The setlist derives almost exclusively from Careless Love. Peyroux brings in a few old, lively friends— Patsy Cline’s “Walkin’ After Midnight” (the kick-off on Dreamland), Dinah Washington’s “Destination Moon”, and Holiday’s “I Hear Music.” But the spotlight that evening was on her latest achievement, an album that in its sequence, track by track, comprises a complete performance. The two recordings together capture a special moment in time and offer both sides of a story that is still being written.

 

 

It is 2020. Peyroux is speaking via Zoom, in the middle of a pandemic that has silenced all live music. In this stark context, Careless Love continues to resonate, the music and the message of those songs more relevant than ever.

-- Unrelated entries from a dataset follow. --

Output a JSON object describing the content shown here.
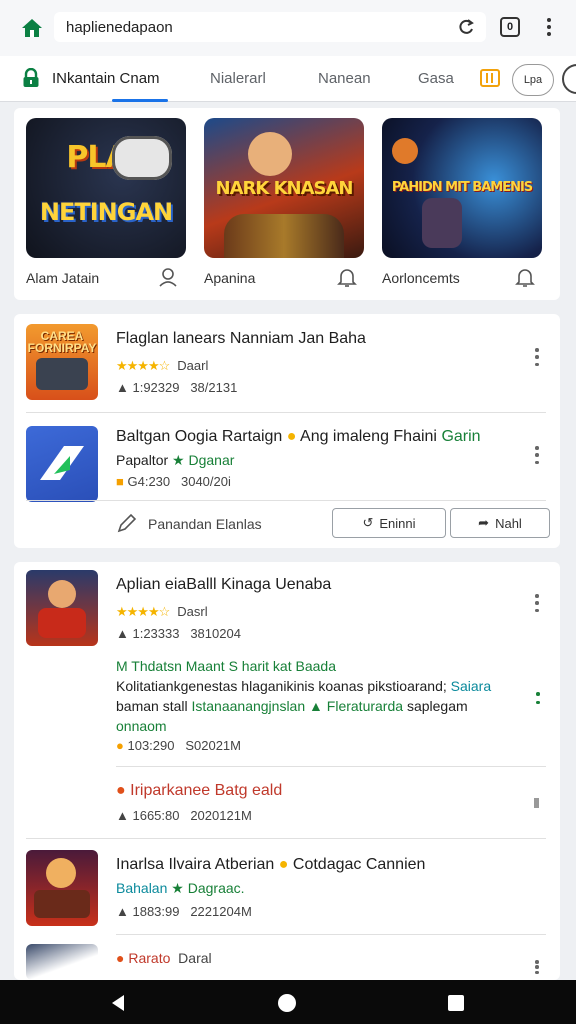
{
  "browser": {
    "url": "haplienedapaon",
    "tab_count": "0"
  },
  "tabs": [
    {
      "label": "INkantain Cnam"
    },
    {
      "label": "Nialerarl"
    },
    {
      "label": "Nanean"
    },
    {
      "label": "Gasa"
    },
    {
      "label": "Lpa"
    }
  ],
  "featured": [
    {
      "caption": "Alam Jatain",
      "art_text_top": "PLAY",
      "art_text": "NETINGAN",
      "icon": "person-icon"
    },
    {
      "caption": "Apanina",
      "art_text": "NARK KNASAN",
      "icon": "bell-icon"
    },
    {
      "caption": "Aorloncemts",
      "art_text": "PAHIDN MIT BAMENIS",
      "icon": "bell-icon"
    }
  ],
  "card1": {
    "item1": {
      "title": "Flaglan lanears Nanniam Jan Baha",
      "icon_text": "CAREA FORNIRPAY",
      "rating_label": "Daarl",
      "meta1": "1:92329",
      "meta2": "38/2131"
    },
    "item2": {
      "title_a": "Baltgan Oogia Rartaign",
      "title_b": "Ang imaleng Fhaini",
      "title_c": "Garin",
      "subtitle_a": "Papaltor",
      "subtitle_b": "Dganar",
      "meta1": "G4:230",
      "meta2": "3040/20i"
    },
    "footer_label": "Panandan Elanlas",
    "btn1": "Eninni",
    "btn2": "Nahl"
  },
  "card2": {
    "item1": {
      "title": "Aplian eiaBalll Kinaga Uenaba",
      "rating_label": "Dasrl",
      "meta1": "1:23333",
      "meta2": "3810204",
      "promo_title": "M Thdatsn Maant S harit kat Baada",
      "promo_line1_a": "Kolitatiankgenestas hlaganikinis koanas pikstioarand;",
      "promo_line1_b": "Saiara",
      "promo_line2_a": "baman stall",
      "promo_line2_b": "Istanaanangjnslan",
      "promo_line2_c": "Fleraturarda",
      "promo_line2_d": "saplegam",
      "promo_line3": "onnaom",
      "meta3": "103:290",
      "meta4": "S02021M"
    },
    "item2": {
      "title": "Iriparkanee Batg eald",
      "meta1": "1665:80",
      "meta2": "2020121M"
    },
    "item3": {
      "title_a": "Inarlsa Ilvaira Atberian",
      "title_b": "Cotdagac Cannien",
      "subtitle_a": "Bahalan",
      "subtitle_b": "Dagraac.",
      "meta1": "1883:99",
      "meta2": "2221204M"
    },
    "item4": {
      "title": "Rarato",
      "rating_label": "Daral"
    }
  },
  "colors": {
    "accent_green": "#0b8043",
    "accent_blue": "#1a73e8",
    "star": "#f5b400"
  }
}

She repositions her laptop to reveal a poster she has kept from that evening in Vitoria in 2005. It’s a reproduction of a medieval etching of a building.

 

“This is El Portalon—a restaurant in a building from the 1500s that’s still standing there. We ate there after the show and they had amazing food. That whole evening is still with me. This concert represents a time when there was a confluence of great things happening in my life. It felt like all the work I had put into playing music for all those years was paying off. I was working with great musicians and had a great group of songs with great arrangements.

 

“I can’t tell you how grateful I am that we found this recording. For me, it represents the way I understood these songs at that time, how I was making music when I made Careless Love. It’s been more than fifteen years since that record came out, and I don’t think I’ve done a single concert that didn’t include at least two or three songs from it, and sometimes more. I think I’ve sung ‘Dance Me to the End of Love’ at every show. It’s part of me now.”

 

2004…2005…the date stamp on any music performance can be a distracting thing. The more inspired and singular the music, the less that seems to matter. Timeless is what we call music that reaches the heart and stops the clock. Few are able to attain that, fewer with consistency. For the ones who do, it can take a while navigating one’s career path to get there, to make timeless happen. Madeleine Peyroux achieved it on her second album.